Die Zuständigkeit der staatlichen Gerichte und damit des OLG für eine Vollstreckungsgegenklage ist aber dann nicht gegeben, wenn das Schiedsgericht, weil der geltend gemachte Einwand in seine Zuständigkeit fällt, zur Entscheidung berufen ist  (Senat aaO). Nach § 1057 Abs. 1, Abs. 2 S.1 ZPO hat nicht das staatliche, sondern das Schiedsgericht, sofern die Parteien nichts anderes vereinbart haben, über den Grund (Quotelung) und die betragsmäßige Höhe der Kostentragung zu entscheiden (Schwab/Walter Schiedsgerichtsbarkeit 7. Aufl. Kap. 33 Rd-Nr. 3 ff; BT-Drucks. 13/5274, S. 57f.).

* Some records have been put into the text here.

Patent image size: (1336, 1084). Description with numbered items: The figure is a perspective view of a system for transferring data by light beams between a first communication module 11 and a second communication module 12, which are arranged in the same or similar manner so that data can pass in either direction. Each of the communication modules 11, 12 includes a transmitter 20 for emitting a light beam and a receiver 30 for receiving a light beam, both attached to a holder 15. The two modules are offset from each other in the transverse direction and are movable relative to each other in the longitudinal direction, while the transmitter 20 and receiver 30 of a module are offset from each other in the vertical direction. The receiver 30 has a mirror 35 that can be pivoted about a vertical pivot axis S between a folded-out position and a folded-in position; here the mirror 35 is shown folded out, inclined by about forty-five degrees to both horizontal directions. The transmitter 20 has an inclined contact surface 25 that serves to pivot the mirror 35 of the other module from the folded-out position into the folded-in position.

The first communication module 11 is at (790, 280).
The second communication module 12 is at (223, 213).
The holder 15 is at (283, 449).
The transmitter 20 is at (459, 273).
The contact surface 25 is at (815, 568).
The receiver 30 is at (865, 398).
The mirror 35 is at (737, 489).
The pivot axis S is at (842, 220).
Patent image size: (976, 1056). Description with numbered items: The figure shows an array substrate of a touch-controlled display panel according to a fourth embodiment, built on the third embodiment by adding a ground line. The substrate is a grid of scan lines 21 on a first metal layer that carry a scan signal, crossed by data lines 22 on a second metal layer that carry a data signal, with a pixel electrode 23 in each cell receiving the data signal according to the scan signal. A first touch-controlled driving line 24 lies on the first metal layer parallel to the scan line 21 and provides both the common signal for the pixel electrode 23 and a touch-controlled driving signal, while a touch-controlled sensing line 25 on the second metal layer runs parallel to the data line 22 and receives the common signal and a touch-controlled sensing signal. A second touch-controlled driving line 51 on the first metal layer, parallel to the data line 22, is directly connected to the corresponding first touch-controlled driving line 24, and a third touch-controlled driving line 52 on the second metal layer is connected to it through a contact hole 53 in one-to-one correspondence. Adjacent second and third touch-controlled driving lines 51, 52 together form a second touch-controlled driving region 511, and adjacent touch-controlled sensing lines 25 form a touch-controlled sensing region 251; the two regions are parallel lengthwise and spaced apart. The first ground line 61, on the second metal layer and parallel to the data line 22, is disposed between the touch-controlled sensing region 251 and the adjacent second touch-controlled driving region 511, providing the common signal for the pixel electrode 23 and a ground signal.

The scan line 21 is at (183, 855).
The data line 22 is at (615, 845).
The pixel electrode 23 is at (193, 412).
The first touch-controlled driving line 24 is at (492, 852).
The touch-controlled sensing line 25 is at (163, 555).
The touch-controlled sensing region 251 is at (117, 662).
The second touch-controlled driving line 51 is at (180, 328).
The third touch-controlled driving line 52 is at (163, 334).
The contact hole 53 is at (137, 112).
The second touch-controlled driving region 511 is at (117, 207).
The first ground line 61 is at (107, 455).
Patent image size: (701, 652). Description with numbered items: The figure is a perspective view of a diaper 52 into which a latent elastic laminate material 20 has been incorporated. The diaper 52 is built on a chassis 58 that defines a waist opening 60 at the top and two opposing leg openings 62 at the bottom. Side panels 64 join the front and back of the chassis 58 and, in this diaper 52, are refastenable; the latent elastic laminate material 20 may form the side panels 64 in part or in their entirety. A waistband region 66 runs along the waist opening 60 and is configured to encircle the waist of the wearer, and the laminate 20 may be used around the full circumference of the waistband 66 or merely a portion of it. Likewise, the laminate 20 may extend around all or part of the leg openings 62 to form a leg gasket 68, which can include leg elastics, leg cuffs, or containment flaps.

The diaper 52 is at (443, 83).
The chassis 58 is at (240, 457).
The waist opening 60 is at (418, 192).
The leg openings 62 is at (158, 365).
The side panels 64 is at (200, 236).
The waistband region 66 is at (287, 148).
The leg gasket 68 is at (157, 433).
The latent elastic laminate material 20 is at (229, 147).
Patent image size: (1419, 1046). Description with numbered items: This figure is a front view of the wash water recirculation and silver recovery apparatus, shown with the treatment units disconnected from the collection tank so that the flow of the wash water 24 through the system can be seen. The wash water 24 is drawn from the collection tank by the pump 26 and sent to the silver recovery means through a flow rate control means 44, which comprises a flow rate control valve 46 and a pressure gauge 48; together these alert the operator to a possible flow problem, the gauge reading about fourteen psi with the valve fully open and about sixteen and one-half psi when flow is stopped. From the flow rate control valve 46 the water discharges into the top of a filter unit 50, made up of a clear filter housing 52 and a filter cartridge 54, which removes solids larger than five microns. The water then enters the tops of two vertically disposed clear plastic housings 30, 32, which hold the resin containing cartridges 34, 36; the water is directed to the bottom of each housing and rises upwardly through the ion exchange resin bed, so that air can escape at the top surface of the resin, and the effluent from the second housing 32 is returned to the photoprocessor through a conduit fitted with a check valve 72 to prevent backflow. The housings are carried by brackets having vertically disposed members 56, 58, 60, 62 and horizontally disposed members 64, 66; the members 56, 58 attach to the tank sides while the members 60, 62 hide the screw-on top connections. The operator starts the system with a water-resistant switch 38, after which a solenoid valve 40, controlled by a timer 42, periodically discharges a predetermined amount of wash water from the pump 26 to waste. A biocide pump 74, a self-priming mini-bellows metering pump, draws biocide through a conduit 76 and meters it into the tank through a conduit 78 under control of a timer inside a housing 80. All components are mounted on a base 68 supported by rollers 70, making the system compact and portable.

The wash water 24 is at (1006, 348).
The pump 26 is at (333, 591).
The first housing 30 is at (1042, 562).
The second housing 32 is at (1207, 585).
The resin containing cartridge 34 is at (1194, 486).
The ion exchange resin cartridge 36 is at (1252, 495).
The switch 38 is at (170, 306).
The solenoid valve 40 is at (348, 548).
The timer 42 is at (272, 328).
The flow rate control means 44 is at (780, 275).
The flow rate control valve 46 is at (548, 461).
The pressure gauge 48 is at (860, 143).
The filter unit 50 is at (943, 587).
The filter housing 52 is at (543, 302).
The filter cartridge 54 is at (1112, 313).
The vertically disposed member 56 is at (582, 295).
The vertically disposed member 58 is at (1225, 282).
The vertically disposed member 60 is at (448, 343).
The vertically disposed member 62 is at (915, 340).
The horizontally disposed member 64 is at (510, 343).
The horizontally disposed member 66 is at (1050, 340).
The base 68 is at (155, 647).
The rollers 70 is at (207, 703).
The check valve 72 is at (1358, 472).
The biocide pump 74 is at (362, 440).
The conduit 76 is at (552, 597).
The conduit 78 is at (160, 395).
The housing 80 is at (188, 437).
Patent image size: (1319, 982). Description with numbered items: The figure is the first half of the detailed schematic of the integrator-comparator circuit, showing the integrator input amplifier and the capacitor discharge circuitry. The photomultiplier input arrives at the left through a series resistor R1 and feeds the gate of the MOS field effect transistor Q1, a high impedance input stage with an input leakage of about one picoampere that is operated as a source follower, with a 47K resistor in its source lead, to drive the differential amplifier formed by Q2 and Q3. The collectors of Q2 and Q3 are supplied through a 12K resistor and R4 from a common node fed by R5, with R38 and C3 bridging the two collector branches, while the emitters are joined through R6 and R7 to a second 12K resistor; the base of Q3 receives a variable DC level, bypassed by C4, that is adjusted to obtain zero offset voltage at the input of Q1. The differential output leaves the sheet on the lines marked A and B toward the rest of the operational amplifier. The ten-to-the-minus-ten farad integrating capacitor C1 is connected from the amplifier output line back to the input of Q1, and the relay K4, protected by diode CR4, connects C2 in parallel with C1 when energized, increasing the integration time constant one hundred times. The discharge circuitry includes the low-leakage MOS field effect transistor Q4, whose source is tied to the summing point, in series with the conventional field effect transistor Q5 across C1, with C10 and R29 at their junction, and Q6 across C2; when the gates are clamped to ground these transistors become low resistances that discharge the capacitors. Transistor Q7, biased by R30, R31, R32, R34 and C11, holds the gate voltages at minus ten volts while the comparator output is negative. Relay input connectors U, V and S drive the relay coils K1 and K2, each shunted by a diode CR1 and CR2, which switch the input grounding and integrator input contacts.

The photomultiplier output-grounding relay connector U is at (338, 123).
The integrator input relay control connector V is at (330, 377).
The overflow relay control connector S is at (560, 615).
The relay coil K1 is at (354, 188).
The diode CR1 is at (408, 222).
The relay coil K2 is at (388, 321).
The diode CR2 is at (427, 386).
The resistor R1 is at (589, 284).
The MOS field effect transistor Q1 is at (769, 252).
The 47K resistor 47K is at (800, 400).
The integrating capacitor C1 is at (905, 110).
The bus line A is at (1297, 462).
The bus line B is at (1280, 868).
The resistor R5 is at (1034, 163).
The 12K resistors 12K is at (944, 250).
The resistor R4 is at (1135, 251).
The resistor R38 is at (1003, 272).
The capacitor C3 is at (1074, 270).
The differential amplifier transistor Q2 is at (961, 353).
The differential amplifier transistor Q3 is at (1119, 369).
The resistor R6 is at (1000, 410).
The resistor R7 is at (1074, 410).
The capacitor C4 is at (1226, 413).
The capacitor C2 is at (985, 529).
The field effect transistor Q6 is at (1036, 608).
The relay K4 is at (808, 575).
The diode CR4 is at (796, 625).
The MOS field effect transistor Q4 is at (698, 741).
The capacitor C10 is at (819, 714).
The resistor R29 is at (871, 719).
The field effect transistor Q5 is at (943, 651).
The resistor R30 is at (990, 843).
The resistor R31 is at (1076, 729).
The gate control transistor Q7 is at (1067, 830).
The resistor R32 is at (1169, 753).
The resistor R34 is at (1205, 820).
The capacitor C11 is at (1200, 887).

Die Auffassung, bestimmte materiell-rechtliche Einwendungen seien – wie bei der staatlichen Kostenfestsetzung – dem Verfahren der Vollstreckungsgegenklage vorbehalten, ist nicht überzeugend. Die diesbezügliche Rechtsprechung zur staatlichen Kostenfestsetzung nach §§ 103 ff ZPO beruht entscheidend darauf, dass dieses Verfahren auf die formale Prüfung der Kostentatbestände und die Klärung einfacher Rechtsfragen zugeschnitten und insofern auch dem Rechtspfleger übertragen ist, weshalb darüber hinausgehende materiell-rechtliche Einwendungen durch das Prozessgericht im Verfahren nach § 767 ZPO zu klären sind (BGH Beschl.v. 23.3.2006 WM 2006, 1698 = NJW 2006, 1962 und 22.11.2006 NJW-RR 2007, 422). Eine vergleichbare Situation liegt im Schiedsverfahren nicht vor. Eine dem Verfahren vor dem Rechtspfleger entsprechende Einrichtung gibt es im Schiedsverfahren nicht (vgl. auch BT-Drucks. aaO.); vielmehr ist das Schiedsgericht selbst insoweit umfassend zuständig. Deshalb ist es zumindest sinnvoller, wenn ein Schiedsgericht sämtliche in seine Zuständigkeit fallenden Einwendungen bereits im Kostenschiedsspruch erledigt, ungeachtet dessen, dass wegen des Verbots der révision au fond gegenteilige Entscheidungen eines Schiedsgerichts grundsätzlich hinzunehmen sind. Dass das Schiedsgericht nicht so verfahren ist, führt nicht dazu, dass der Schiedskläger nunmehr seine materiell-rechtlichen Einwendungen im Verfahren der Vollstreckbarerklärung vor den staatlichen Gerichten geltend machen könnte. Das wäre nur dann der Fall, wenn das Schiedsgericht – gleichgültig ob zu Recht oder Unrecht – eine Behandlung der Einwendungen, so sie bereits vor ihm geltend gemacht worden sind,  mangels Zuständigkeit abgelehnt hätte, oder, so sie erstmals vor dem staatlichen Gericht geltend gemacht worden sind, feststeht, dass das Schiedsgericht sich mit ihnen mangels Zuständigkeit nicht befassen würde.